На место стали и редис, и лук, и коньяк. И мы. И входил новый гость…
Он являл некую противоположность глиняной суровости нашего хозяина – такой лощеный, элегантный, с лысиной на пробор, похожий на министра внутренних дел какого-нибудь красивого шаха. Это был сосед, председатель соседнего колхоза; тоже заехал поздравить с защитой. Провозгласили – чокнулись. Но этого было мало – вот что оказалось: он заехал поздравить своего друга – то-то такой нарядный! – прямо с церемонии торжественного вручения ему ордена Октябрьской Революции. Не может быть! Столько радостных событий! У разных людей! Одновременно! Я бы не поверил. Но вот они, эти глаза, которые были тому свидетелем. Наш гость скромно принял наши поздравления. Вот что стало в связи с этим предметом нашего обсуждения, в которое сочли возможным посвятить и меня: почему так вышло, что только и всего лишь Октябрьской Революции, а не Героя. Ведь должен же был наш друг получить его, был представлен!.. Оказалось, в последний момент по области сократили число присуждений и трех Героев срезали, а то была бы Звезда.

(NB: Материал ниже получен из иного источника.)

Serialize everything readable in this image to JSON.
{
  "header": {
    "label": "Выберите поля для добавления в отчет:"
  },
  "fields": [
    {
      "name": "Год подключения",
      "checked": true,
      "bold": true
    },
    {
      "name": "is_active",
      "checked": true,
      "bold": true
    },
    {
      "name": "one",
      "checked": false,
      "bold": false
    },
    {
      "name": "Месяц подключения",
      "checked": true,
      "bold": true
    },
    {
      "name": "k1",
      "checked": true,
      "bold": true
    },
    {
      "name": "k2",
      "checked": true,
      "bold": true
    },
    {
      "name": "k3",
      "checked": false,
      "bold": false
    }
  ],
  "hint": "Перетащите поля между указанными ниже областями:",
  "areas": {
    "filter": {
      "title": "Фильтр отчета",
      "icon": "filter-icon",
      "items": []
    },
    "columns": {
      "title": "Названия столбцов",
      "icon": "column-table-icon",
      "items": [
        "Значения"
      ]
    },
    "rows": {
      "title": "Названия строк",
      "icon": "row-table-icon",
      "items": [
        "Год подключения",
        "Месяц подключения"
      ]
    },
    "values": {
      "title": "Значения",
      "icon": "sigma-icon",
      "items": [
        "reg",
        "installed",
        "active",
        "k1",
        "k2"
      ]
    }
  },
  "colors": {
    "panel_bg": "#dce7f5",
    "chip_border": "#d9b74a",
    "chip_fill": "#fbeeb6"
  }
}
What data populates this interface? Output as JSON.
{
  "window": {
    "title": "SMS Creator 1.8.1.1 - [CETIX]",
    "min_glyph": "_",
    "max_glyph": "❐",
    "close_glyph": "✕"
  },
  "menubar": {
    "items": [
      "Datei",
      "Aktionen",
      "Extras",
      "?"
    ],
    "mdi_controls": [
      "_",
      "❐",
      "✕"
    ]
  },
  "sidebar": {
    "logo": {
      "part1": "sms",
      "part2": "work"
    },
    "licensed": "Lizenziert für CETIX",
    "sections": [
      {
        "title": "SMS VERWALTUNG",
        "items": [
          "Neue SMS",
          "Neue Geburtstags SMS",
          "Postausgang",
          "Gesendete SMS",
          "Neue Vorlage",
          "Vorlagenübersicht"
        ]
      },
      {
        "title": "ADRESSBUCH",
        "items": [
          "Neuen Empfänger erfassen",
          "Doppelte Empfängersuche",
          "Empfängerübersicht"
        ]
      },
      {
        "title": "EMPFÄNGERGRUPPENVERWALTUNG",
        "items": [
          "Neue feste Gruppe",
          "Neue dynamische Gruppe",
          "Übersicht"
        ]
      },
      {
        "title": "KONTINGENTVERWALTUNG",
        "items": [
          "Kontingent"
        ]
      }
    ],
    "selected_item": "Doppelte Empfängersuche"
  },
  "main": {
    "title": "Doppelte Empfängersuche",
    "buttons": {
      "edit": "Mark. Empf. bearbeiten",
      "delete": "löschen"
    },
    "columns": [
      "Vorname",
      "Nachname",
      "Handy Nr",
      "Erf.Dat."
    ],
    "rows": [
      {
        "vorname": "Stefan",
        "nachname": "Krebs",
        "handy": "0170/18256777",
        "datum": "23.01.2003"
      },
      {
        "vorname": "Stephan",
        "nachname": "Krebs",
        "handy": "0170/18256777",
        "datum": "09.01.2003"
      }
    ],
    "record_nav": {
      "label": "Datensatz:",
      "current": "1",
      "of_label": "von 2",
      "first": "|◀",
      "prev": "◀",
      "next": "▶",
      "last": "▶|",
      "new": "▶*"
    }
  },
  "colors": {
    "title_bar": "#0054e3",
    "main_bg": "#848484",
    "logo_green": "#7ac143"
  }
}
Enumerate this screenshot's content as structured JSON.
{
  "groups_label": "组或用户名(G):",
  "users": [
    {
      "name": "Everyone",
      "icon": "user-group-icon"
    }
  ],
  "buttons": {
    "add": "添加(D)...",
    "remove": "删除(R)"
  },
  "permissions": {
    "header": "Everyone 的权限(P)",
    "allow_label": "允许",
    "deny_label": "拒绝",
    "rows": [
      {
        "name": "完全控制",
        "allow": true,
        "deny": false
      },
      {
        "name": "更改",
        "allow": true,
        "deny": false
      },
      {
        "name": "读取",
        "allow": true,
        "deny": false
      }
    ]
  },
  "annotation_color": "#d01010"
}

Да… – покивали, посокрушались мы.
– Зато, – сказал я, все поняв, чтобы его утешить, – это самый большой орден.
– Ленина – больше, – сказал наш кавалер.
– Ну как же, – попробовал спорить я, – зачем же было вводить новый орден, если он не больше?
– Больше Ленина не может быть, – твердо сказал хозяин.
С этим нельзя было не согласиться.
– Зато самый новый. Таких кавалеров пока меньше всего, – примиренчески сказал я.
– У него тоже есть, – сказал новоиспеченный кавалер.
Я взглянул на хозяина – тот кивнул, не отрицал.
– Да, обидно… – сдался я. – Обидно, что не Звезду…
– Звезду тоже получим, – бессомненно сказал Негудбаев.
Никто не возражал. То ли от скромности, то ли оттого, что он был прав.
– Покажите, я никогда не видел, – попросил я, довольно-таки по-детски.
Тот охотно достал коробочку.
Волнуясь, торопливо оттирал я руки от плова – и все мне казалось: недостаточно. И вот бережно, как бы пытаясь уменьшить прикосновение ладони, держал я высокую награду, которой никогда до сих пор не видел, которой мне не видать…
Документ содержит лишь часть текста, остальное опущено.